/MIDAS

Mac Intrusion Detection Analysis System

Primary LanguagePythonMIT LicenseMIT

MIDAS

MIDAS is a framework for developing a Mac Intrusion Detection Analysis System, based on work and collaborative discussions between the Etsy and Facebook security teams. This repository provides a modular framework and a number of helper utilities, as well as an example module for detecting modifications to common OS X persistence mechanisms.

The MIDAS project is based off concepts presented in [Homebrew Defensive Security] (http://www.slideshare.net/mimeframe/ruxcon-2012-15195589) and [Attack-Driven Defense] (http://www.slideshare.net/zanelackey/attackdriven-defense), as well as lessons learned during the development of the Tripyarn and BigMac products.

Our mutual goal in releasing this framework is to foster more discussion in this area and provide organizations with a starting point in instrumenting OS X endpoints to detect common patterns of compromise and persistence.

Overview

The midas subdirectory is where the core MIDAS code lives. The entry point is launcher.py. From there, each module in midas/modules is executed and the stdout of the module is written to a log file. When deploying MIDAS, this is the code that's put on user's systems.

The develop subdirectory is where development resources (like a .pylintrc) live.
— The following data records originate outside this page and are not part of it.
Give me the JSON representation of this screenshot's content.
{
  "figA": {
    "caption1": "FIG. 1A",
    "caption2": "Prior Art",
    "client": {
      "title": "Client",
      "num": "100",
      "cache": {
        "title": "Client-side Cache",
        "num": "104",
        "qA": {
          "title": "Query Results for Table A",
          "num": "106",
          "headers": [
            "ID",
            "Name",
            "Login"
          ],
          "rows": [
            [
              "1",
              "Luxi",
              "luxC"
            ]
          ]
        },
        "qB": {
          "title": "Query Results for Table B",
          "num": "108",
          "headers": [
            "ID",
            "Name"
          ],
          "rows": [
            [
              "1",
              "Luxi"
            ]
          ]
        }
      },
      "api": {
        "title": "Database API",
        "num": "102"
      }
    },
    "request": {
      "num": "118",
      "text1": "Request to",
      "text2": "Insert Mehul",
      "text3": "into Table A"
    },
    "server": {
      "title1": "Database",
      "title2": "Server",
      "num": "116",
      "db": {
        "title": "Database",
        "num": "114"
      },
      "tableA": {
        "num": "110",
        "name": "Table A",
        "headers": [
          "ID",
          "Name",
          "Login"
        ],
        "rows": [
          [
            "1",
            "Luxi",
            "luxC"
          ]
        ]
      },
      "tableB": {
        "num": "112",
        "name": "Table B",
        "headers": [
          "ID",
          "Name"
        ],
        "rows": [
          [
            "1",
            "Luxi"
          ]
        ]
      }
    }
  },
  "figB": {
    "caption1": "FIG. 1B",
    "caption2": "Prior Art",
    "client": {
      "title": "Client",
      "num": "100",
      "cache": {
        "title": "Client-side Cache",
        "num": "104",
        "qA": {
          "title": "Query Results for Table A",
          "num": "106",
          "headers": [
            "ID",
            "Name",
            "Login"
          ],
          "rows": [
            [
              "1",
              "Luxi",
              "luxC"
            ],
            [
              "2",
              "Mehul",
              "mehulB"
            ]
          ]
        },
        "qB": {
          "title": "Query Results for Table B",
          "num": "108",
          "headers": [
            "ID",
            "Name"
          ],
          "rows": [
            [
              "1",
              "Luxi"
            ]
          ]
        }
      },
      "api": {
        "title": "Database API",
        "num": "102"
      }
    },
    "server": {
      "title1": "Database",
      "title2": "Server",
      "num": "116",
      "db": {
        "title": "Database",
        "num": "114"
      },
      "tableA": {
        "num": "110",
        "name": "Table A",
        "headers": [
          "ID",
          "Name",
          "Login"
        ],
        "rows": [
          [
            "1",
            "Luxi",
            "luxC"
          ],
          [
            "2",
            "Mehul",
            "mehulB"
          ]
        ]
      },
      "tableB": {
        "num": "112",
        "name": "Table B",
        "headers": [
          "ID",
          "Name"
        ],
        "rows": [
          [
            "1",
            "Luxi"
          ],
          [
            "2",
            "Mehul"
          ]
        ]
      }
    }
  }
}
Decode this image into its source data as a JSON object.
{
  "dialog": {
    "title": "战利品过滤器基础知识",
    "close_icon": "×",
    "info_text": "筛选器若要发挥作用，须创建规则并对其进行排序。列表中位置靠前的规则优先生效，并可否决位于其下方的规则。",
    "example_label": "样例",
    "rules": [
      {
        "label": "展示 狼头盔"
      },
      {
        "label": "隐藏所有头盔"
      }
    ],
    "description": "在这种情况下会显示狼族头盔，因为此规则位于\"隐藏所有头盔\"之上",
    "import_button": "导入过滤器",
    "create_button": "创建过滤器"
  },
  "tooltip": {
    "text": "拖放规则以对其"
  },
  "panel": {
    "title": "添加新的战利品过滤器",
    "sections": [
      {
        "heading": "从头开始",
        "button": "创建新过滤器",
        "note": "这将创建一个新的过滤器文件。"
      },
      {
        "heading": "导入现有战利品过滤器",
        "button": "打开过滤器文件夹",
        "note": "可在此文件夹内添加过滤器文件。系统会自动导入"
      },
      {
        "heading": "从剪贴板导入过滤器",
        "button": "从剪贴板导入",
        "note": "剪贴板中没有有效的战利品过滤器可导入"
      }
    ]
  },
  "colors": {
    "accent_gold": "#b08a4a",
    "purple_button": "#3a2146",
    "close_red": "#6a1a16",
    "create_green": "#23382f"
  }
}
The templates resource is where template and base resources live. These can be used as a starting point when adding modules.

Architecture

MIDAS allows you to define a set of "modules" that implement host-based checks, verifications, analysis, etc.

Launcher

The launcher.py file exists at the top level of the midas directory. It gathers some simple information about the host it's executing on (such as time, hostname, etc) and defines the ways that it should handle modules of certain languages. To add a supported language, create a new instance of TyLanguage in launcher.py and add it to the SUPPORTED_LANGUAGES list. If you'd like to change the way a certain language is supported (perhaps you'd like all python modules to be executed with a custom version of python), you can change the attributes (such as execution_string) of the language.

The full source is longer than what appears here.